In 1963 waren er nog geen schaatspakken. Jan Uitham, tweede
achter Paping, droeg een prachtige wollen Noorse trui met
bijpassende muts. Ook dat kledingstuk hangt in een vitrine. Menig
attribuut symboliseert de heroiek van de zware monstertochten:
zoals de met modder en bloed besmeurde stempelkaart (no. 261) van
Uitham uit 1956. Hij moest na een val op de Luts bij Balk de
strijd op doktersvoorschrift staken.
Elke vitrine is bewust anders van opzet, want Bootsma zegt de
bezoeker steeds te willen verrassen. "Variatie is
belangrijk. Tien bekers op een rij zijn niet spannend." In
de 'kast' van veehouder Evert van Benthem, tweevoudig winnaar in
1985 en 1986, prijkt naast zijn schaatspak een grote ronde
'Benthemer boerenkaas' van zijn eigen zuivelboerderij. Bootsma
krijgt nog regelmatig spullen, vaak in bruikleen. Onlangs ontving
hij de houten schaatsen waarop Sietze de Groot de tocht van 1942
op zijn naam zette. "De Groot was de laatste die een
Elfstedentocht op houtjes won. Ons bestuurslid Rein Jonker
(tweede in 1985, red.) kende De Groots vrouw en zij vond dat haar
mans schaatsen eigenlijk in het museum thuishoorden." Blij
was Bootsma ook met de stempelkaart van Piet Kleine, die de
oud-Olympisch kampioen recentelijk afstond. Kleine schaatste
tijdens de laatste Elfstedentocht van 1997 de controlepost van
Hindeloopen, verblind door lampen, pardoes voorbij. Hij werd niet
opgenomen in de einduitslag, maar kreeg wel een Elfstedenkruisje.
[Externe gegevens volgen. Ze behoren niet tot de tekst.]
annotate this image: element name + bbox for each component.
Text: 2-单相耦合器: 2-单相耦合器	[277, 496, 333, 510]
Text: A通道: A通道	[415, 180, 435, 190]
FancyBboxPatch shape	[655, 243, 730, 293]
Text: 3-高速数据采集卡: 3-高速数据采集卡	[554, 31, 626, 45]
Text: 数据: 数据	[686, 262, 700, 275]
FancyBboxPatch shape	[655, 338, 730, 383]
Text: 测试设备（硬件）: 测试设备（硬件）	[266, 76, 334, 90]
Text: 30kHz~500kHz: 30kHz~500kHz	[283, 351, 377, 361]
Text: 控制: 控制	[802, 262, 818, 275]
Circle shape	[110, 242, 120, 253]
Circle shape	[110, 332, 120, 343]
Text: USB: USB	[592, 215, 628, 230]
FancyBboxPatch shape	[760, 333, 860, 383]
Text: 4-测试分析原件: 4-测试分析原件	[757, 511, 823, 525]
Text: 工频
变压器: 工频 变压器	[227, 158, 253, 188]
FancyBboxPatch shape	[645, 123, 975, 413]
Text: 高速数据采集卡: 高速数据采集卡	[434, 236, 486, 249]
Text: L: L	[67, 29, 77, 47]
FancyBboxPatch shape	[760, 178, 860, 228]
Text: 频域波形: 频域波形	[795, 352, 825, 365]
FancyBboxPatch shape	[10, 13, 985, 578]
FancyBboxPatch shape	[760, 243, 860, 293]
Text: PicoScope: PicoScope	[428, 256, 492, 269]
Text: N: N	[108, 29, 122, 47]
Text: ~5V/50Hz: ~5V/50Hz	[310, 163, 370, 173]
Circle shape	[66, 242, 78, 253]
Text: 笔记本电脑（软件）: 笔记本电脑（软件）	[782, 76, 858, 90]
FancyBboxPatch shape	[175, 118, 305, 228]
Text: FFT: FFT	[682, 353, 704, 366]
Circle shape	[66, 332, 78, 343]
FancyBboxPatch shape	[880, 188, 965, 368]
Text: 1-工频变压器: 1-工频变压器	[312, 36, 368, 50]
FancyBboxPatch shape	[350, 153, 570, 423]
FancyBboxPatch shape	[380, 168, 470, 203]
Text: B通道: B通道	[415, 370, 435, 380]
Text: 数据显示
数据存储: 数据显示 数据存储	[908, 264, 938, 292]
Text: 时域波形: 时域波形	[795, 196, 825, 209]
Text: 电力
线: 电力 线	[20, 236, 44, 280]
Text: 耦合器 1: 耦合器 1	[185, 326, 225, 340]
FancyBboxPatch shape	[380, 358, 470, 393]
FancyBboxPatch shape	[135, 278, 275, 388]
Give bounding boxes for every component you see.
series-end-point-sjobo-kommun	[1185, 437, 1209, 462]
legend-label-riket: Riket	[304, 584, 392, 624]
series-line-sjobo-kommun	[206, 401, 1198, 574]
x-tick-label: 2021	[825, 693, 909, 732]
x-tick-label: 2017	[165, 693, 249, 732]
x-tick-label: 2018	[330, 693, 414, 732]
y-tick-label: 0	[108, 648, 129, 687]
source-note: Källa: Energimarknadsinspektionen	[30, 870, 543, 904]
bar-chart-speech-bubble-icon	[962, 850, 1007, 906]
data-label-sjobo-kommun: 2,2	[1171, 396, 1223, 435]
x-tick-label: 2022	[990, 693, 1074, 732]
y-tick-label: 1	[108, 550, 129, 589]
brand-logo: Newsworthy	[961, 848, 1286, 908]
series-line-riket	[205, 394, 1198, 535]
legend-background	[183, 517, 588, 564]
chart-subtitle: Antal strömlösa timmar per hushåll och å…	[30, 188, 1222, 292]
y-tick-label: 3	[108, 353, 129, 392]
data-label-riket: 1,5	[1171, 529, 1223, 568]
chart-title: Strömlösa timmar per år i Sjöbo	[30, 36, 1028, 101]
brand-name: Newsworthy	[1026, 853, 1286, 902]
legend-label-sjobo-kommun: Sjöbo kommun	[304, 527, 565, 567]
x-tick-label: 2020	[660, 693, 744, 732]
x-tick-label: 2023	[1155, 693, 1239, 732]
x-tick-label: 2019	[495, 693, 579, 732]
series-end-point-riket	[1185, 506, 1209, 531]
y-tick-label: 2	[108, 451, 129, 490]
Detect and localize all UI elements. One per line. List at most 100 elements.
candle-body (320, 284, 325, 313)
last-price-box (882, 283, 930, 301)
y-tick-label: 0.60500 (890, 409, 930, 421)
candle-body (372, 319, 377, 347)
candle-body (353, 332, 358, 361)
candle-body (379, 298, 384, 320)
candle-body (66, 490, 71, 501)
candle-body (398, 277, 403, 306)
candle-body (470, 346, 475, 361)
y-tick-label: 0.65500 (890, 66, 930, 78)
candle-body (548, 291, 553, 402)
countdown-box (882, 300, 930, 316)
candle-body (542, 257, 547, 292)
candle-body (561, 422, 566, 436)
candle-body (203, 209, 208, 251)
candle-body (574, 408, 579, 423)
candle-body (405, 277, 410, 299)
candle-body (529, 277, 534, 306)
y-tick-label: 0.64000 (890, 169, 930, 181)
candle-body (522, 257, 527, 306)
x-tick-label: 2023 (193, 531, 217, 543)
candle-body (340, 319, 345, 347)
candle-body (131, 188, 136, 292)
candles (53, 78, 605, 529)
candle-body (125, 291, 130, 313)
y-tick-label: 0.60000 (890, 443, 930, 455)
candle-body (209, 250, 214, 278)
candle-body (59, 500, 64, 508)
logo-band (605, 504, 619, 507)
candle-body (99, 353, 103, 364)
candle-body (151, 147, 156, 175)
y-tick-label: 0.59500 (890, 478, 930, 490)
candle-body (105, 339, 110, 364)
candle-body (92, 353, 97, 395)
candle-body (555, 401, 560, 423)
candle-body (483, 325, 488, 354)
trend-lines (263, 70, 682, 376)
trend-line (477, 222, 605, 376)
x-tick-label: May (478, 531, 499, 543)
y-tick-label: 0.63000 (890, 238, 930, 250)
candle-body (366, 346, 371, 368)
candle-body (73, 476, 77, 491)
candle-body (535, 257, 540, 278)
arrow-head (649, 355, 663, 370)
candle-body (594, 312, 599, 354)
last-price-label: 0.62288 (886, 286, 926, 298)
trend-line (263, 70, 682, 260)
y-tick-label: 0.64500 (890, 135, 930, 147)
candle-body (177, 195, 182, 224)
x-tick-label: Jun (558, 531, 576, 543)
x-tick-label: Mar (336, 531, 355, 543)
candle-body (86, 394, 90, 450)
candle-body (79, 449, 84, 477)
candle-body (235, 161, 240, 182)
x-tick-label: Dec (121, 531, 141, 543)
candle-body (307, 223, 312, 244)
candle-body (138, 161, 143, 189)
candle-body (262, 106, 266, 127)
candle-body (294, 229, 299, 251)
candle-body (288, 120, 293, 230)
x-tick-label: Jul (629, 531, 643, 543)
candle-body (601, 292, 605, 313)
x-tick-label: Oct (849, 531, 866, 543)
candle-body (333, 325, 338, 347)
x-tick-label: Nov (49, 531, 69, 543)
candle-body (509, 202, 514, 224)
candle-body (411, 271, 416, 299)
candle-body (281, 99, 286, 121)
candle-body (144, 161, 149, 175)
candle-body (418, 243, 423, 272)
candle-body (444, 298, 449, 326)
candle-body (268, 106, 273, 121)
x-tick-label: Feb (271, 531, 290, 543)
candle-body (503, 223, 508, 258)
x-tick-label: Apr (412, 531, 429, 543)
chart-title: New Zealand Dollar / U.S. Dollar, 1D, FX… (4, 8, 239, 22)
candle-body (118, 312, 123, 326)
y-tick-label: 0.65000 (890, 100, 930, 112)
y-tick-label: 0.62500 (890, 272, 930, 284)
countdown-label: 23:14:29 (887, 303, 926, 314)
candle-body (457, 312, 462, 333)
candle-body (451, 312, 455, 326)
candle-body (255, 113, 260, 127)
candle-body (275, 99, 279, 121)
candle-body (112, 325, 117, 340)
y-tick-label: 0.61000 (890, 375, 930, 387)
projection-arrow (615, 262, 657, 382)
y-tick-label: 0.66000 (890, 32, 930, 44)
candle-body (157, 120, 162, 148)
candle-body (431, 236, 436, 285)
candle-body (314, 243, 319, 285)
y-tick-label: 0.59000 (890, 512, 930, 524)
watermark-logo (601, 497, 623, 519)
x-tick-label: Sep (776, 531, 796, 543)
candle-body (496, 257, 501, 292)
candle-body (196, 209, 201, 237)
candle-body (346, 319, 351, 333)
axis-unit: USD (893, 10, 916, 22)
Bootsma: "In Hindeloopen hebben we nog een brug naar hem
vernoemd."
Expositie 'IJs en weder dienende, 90 jaar Elfstedentochten 1909-1999'. Het Eerste Friese Schaatsmuseum, Kleine Weide 1-3, Hindeloopen. Tel. 0514-521683. Dagelijks open van 10-18u. Zondag 13-17u. Groepen op afspraak, ook 's avonds.